When I arrived, I found that the only other IT staff member had been there a mere two months with minimal training. The last full-time IT person had left a month before, so she'd been on her own since and was frazzled beyond words.
Not only were we overworked, but the users at this site were some of the neediest and most demanding backstabbers you could find anywhere. Add to that a ridiculously complex configuration for the machines, file synchronization that never worked, roaming profiles that corrupted at least once a week for each user, and servers that were less stable than a 20-something former child star.
We were hired as the local IT staff for the usual desktop support responsibilities. The offsite tier 3 support team was responsible for managing the servers and network equipment.

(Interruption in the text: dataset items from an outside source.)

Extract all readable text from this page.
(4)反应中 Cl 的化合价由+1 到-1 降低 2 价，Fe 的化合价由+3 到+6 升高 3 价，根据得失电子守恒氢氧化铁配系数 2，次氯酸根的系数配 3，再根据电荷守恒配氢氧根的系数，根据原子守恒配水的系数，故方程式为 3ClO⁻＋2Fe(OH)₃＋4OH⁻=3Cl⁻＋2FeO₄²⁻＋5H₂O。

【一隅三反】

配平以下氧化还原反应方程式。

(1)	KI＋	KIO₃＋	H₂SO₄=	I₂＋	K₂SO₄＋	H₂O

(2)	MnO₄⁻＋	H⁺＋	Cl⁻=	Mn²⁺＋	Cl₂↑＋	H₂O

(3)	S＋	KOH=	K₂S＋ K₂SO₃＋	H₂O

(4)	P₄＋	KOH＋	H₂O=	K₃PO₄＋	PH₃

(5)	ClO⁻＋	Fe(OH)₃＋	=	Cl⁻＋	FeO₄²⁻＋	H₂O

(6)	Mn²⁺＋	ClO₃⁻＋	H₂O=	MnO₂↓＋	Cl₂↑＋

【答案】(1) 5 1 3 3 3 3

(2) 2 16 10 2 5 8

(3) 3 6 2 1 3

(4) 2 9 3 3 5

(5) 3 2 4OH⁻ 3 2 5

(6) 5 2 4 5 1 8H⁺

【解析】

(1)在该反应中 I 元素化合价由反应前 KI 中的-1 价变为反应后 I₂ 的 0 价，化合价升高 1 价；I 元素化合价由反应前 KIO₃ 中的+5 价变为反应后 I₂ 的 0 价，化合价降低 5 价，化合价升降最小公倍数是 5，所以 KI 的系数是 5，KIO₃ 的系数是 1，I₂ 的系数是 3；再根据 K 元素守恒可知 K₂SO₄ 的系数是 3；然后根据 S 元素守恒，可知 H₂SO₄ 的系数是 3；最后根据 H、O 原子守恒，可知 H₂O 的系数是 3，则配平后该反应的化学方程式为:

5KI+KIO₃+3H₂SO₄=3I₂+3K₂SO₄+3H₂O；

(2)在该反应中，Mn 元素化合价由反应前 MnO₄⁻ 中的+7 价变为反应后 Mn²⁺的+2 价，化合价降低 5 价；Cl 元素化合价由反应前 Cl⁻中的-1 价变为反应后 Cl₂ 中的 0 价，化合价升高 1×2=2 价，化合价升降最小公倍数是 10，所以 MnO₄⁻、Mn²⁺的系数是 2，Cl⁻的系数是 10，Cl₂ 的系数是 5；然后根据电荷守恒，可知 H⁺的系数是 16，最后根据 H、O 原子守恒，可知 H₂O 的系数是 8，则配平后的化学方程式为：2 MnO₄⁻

After a couple of the employees burned out and another was fired, the director of IT came up with a brilliant idea that would save the company all sorts of money: He would have the local IT support people be responsible for server and networking equipment at the headquarters.
In theory I'm sure this sounded like a great idea, but in practice he was begging for trouble. I had some server experience from a previous job, so I was able to keep an eye on that. But the networking equipment -- fuhgeddaboudit. I didn't even know what each piece of equipment did, much less how to troubleshoot it. They were simply magical boxes with twinkling lights that made stuff work.
When I expressed my concerns to the director, he started with an empty promise to have someone from the network team "come down and show us some stuff." Then came a threat masked in all of the political horse crap he could muster: "We encourage all of the people that we hire to continue growing and bettering themselves, and this is what we would like to continue to see from you. So you can help the team out by taking on this role."